A◆ドゥーガル・ディクソン&ジョン・アダムス:フューチャー・イズ・ワイルド(ダイヤモンド社)
B◆クレアー・パイ:フューチャー・イズ・ワイルド完全図解(ダイヤモンド社)
C◆ドゥーガル・ディクソン:アフターマン(ダイヤモンド社)
"The Future Is Wild"というタイトルの言葉は、普通なら、「未来はすでに決まっていて動かしようのないものなのではなく、まだ何が待っているかわからない未開拓の場所なのだ」というぐらいの意味なのであろうが、ここでは「人類が絶滅した後の地球は大変なことになってますぜヒヒヒ」という意味である。
Aと
Bは「500万年後」、「1億年後」、「2億年後」を扱う。
Cはその間に挟まり、「5000万年後」を扱っている。
このシリーズは
一種の禅的観想に使える。
500万年後には
人類は確実に絶滅してしまっているわけだ。
我々は、未来のいつか、原因は何であれ、間違いなく、全員いなくなってしまうのだ。
これ、まじめにうけとるとかなり重い心の修行になるな。
ただまあ、
途方もなく長い時間のことなので(このことは強調してしすぎることはない。インテリジェント・デザインとかの有害無益な謬説を真顔で言ってる連中がすっかり忘れてるのがこの、「とんでもなく長い時間」という点なのだから)、
心配しても始まらず、対策も立てられない。そういう意味でも悟るといえば悟るw
まあ、「500万年後」とそれ以降、だからねぇ...。
しかし、時が経つにつれて未来の地球の風景とCG生物はどんどんすさんで醜くなっていく(笑)。最後にはサメとシロアリばかりになるし。世界全部灰色(比喩ではない)だし。
これが紀伊国屋とか早川書房じゃなくて、よりによってダイヤモンド社からってのはどういうことだろう。小室直樹先生の読者と重なるようには思えないんだが。ま、ここに一人いることはいるんだけどさ。
で、著者、何の根拠があってこんな未来像を描き出したのかというと、
(1)プレートテクトニクスによって、今から500万年後、5000万年後、1億年後、2億年後には大陸と海洋がどうなっているか大体予測できる。
(2)それをもとに、そうした大陸の各所や海洋・島嶼では、
どのような形をした生き物が適応しているはずであるか考える。
(3)
そういう生き物の祖先は現代のどんな生き物であるべきなのか逆算する。(するとペンギンとかイノシシとかカツオノエボシとかウズラとか、かなり意外なものだったw)
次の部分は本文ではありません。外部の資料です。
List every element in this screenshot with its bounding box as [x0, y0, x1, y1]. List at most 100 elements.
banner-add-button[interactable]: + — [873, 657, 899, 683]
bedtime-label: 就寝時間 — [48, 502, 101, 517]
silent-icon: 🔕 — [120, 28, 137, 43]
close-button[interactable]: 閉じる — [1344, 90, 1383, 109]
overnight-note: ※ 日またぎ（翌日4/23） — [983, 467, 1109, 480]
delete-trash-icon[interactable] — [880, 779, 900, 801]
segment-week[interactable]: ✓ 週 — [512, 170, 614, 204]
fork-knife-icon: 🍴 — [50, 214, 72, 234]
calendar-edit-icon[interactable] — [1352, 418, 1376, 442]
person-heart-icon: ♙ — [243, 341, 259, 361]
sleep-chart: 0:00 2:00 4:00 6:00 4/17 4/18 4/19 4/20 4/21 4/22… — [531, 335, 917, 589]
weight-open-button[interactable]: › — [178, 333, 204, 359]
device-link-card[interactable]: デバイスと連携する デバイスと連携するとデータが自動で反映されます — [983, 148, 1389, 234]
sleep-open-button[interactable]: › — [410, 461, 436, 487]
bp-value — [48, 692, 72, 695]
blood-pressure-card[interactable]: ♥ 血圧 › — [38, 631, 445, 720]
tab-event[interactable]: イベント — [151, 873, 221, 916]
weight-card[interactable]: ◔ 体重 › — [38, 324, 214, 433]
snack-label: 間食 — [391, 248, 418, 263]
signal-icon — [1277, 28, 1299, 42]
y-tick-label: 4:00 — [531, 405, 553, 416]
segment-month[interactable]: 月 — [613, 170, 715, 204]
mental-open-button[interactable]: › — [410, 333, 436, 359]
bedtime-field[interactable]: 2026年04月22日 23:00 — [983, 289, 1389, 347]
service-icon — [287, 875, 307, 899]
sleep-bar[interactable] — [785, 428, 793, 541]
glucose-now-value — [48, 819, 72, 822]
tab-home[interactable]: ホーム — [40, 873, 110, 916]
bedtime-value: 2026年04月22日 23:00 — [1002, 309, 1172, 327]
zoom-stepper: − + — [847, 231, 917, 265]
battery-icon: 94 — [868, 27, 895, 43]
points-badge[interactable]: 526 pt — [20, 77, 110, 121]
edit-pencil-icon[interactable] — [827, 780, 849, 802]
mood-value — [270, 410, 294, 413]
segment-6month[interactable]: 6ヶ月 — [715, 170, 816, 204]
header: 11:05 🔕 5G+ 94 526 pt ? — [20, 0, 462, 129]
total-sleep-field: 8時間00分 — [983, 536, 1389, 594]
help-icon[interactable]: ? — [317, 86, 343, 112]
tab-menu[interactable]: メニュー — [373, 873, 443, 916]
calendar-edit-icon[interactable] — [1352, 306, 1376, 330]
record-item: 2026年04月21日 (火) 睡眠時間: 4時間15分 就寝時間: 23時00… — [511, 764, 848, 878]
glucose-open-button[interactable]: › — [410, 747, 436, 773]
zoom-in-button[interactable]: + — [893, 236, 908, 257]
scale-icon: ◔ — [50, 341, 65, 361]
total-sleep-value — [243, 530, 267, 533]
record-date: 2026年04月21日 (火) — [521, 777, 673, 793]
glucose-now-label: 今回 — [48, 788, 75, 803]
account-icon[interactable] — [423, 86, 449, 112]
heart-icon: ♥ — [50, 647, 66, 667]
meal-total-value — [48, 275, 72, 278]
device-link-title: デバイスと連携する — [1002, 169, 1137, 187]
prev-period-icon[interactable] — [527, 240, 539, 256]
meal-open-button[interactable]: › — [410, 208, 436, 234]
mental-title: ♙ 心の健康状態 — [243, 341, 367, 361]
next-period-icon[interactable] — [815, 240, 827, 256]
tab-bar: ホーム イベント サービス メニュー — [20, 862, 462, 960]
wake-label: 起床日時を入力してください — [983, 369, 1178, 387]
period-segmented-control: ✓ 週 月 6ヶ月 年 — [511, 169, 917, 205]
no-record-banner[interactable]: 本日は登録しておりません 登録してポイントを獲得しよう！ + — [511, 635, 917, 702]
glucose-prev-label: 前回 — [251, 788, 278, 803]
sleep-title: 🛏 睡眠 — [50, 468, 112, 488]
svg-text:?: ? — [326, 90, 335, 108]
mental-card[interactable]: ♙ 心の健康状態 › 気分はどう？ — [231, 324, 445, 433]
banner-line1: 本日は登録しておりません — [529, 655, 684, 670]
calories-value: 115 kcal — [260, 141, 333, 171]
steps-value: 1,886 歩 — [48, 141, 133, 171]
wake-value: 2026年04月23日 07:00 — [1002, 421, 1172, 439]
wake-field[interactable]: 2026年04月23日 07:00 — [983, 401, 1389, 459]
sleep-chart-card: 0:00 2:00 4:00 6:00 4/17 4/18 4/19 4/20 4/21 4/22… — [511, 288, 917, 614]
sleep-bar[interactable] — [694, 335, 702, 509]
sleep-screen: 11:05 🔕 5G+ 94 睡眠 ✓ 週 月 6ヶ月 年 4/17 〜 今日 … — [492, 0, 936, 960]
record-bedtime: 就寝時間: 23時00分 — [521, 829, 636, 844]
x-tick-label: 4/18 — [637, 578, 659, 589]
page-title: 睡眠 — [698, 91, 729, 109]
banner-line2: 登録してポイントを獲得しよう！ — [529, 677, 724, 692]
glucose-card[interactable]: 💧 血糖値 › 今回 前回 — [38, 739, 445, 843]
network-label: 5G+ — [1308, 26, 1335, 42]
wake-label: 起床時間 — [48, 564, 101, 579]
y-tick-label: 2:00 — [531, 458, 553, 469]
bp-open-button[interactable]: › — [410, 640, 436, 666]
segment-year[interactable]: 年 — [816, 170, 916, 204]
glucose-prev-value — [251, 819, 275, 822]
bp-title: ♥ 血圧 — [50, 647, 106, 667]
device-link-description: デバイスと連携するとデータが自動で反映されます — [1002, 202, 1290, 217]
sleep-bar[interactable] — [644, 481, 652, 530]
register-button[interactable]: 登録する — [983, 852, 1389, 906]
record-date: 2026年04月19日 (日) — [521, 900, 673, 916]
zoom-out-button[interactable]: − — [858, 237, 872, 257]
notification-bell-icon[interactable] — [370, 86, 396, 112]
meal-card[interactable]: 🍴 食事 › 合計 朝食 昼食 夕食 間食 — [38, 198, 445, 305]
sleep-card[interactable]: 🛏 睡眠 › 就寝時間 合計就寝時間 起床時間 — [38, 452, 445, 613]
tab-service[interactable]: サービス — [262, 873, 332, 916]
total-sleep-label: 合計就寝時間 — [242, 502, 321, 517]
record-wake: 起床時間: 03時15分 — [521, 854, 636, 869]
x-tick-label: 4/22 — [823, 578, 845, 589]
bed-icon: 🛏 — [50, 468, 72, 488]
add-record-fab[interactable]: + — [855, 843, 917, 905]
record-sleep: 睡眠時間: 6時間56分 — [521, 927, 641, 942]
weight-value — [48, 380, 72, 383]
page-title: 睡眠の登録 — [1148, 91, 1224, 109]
(4)ところで、陸地では人類が、海洋ではクジラが、それぞれ絶滅するので、その生態学的空白を埋め合わせるような方向で進化が促されるであろう。
−−と、こういう手順で考えたもののようだ。
未来の生物が実際にどうなるのかはともかく、「
今あるものはなぜ今あるような姿なのか」「適応とか自然淘汰とか進化とか遺伝とかはどういうものなのか」を読者に考えてもらうための「真剣な遊び」なのだな、これは。
1億年後のクモが、綿毛のある草の種につかまって、糸を出しながら風に乗って荒涼たる渓谷を渡っていくCGなかなか味があるw
ていうか著者は、タンポポの綿毛に乗って飛びたかった子だったのがそのまま大人になった人ですか?
それにしても、「未来予測」もここまでやるとラディカルすぎて、誉めるにも非難するにも、そもそも論評しようがなくなる。
というより、
こんなもの(”人間が間違いなく一人もいなくなってる未来”)を見せられた子供の精神にどんな影響を及ぼすことか、まったく予断を許さない件(笑)。
◆
ドゥーガル・ディクソンには『新恐竜』(同社)という本もあって、これは「もし恐竜が絶滅していなかったら、今どのようなものであったはずか」を描き出したもの。大陸の形は今現実にあるものだから地理的な記述は一転して非常に楽だね。
これ見ていて思ったのは、
《絶滅したあの言語がもし滅びていなかったら、今どんな形をしていただろうか》
とか、
《もしノルマン征服がなかったら英語はどんな形をしていたか》
とかいうことだ。あるいは、
《印欧祖語からはこういう発展もありえた》
ってことで、架空の印欧語を記述するとか。これはけっこう勉強になる。卒論でやるとさすがに怒られるだろうがw、院生の遊びとしては超一級だろうな。
印欧祖語とまで言わなくても、「ラテン語から発達しえたもう一つのロマンス語」とかさ。「もう一つの日本語」とか。
上に挙げたものの文脈で言うと、
《今から1000年後の日本語》
とか。10000年とかになるとさすがに見当もつかない...。